Ma’s face was increasingly turning ashen. At one point, she could not bear the stress of being followed by the monkey at such close quarters and blurted out that she should have stayed back in the car rather than dying here. Somehow she was convinced that the monkey will not spare her life.
“Kiyo moribo ahisilu (why did I have to come here to die)”, was her recurring regret.
I did not have the heart to remind her that these were her own ‘endearing’ creatures. Anyways, we took pity on her state and returned to the car. She sighed in relief as we reached the car and opened the car door to let herself in. Suddenly there was a loud scrambling noise accompanied by an ear-piercing yell. Ma slammed the door hard and sat stunned with her hand on her heart. It was a minute later when we saw the monkey ripping up a packet of biscuit that we realized what had happened. The monkey had seized the opportunity of swiftly reaching inside the car and snatching the biscuit packet lying on the seat, the moment Ma had opened the car door. The poor lady had imagined the thieving action to be a full-fledged attack on her and hence that scream.

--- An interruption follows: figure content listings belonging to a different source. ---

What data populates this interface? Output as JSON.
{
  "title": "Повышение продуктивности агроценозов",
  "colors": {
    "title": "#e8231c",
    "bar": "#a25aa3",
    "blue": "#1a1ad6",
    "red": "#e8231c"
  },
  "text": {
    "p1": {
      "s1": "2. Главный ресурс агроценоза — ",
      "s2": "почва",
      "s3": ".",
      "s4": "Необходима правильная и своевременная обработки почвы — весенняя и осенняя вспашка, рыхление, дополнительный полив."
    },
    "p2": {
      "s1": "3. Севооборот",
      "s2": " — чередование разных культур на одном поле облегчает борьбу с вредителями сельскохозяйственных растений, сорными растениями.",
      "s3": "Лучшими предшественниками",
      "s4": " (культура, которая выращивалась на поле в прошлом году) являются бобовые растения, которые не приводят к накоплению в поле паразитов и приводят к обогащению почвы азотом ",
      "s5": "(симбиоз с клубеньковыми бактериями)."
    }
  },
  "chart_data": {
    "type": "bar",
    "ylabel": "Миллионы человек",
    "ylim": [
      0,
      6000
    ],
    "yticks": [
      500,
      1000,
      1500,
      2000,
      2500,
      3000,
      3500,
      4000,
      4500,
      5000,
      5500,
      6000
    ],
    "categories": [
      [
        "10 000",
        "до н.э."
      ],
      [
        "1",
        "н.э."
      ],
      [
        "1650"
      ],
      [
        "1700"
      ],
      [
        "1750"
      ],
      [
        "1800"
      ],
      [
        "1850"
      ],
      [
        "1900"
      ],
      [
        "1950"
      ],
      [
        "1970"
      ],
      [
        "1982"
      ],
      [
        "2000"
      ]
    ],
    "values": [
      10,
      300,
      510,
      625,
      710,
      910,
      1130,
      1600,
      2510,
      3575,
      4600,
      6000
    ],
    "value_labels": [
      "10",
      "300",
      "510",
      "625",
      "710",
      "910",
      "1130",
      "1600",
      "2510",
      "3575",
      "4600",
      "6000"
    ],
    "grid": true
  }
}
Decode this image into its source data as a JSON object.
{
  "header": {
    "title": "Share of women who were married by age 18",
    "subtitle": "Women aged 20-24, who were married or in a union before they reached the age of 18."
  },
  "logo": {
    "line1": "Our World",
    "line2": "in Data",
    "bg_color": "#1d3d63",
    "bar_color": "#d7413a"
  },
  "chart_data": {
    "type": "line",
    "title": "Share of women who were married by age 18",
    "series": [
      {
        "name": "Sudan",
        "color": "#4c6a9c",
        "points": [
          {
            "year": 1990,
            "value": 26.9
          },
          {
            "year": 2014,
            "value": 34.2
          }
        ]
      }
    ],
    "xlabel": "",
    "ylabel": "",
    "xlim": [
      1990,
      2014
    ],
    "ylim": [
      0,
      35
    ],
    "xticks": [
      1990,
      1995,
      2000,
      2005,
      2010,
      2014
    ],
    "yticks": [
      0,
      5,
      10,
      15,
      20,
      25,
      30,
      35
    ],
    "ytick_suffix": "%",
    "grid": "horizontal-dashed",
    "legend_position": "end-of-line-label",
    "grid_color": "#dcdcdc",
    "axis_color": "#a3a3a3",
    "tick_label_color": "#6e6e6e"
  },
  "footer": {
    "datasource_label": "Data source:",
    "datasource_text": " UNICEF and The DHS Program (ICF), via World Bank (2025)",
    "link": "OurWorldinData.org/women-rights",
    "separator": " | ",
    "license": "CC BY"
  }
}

We started the car and drove on in silence. I wondered if Ma had regained her composure. Deta then decided to break through the disquieting quietness.
“At least the monkey got some food,” he said sagely. “Think of it that way.”
We could not control ourselves at this point and burst out laughing. Ma threw an icy glare at Deta and turned away her head. The journey had suddenly become an interesting one.